A review by yarnylibrarian
My Own Country: A Doctor's Story by Abraham Verghese

3.0

I picked this up after reading Cutting for Stone (twice) and seeing this TED Talk by Abraham Verghese: http://www.ted.com/talks/abraham_verghese_a_doctor_s_touch.html

I was absolutely gripped by this memoir of Verghese's early years of medical training (which are recalled in the characters of Marion Stone and his New York colleagues) and the early years of the U.S. AIDS outbreak. I lived through those years myself, but as a young teenager with only a cursory awareness of "the plague." My initial contact with an infected person came later, in college. And fortunately, the medical scenario (at least here in the U.S.) has changed hugely since then.

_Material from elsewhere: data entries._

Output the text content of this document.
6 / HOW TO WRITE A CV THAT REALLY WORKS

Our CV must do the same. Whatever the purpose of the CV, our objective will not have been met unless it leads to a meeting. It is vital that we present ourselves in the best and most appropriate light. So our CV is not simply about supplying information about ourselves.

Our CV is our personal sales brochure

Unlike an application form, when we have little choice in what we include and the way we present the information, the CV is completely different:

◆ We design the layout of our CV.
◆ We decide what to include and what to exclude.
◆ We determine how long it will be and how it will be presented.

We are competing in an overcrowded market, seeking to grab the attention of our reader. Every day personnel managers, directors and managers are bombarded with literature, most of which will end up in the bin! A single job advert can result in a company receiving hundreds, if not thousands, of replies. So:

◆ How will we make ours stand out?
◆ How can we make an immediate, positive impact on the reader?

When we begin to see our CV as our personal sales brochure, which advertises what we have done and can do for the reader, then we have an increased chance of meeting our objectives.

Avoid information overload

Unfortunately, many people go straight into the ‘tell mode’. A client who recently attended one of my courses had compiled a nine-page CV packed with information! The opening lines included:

Verghese has a gift for telling people's stories, and there are many, many patient stories here. His approach to healing is holistic, so he takes time to learn a lot about his patients' personal lives. The patient stories bump along under a much wider arc of Verghese's story as a developing physician.

Toward the end, I was weary of the patient stories, which mostly end in horrific, wrenching deaths. But I don't begrudge the reading experience for a moment. It was true to life. I can see that Verghese is finding his narrative voice in this book (published in 1994). I eagerly await his next narrative synthesis!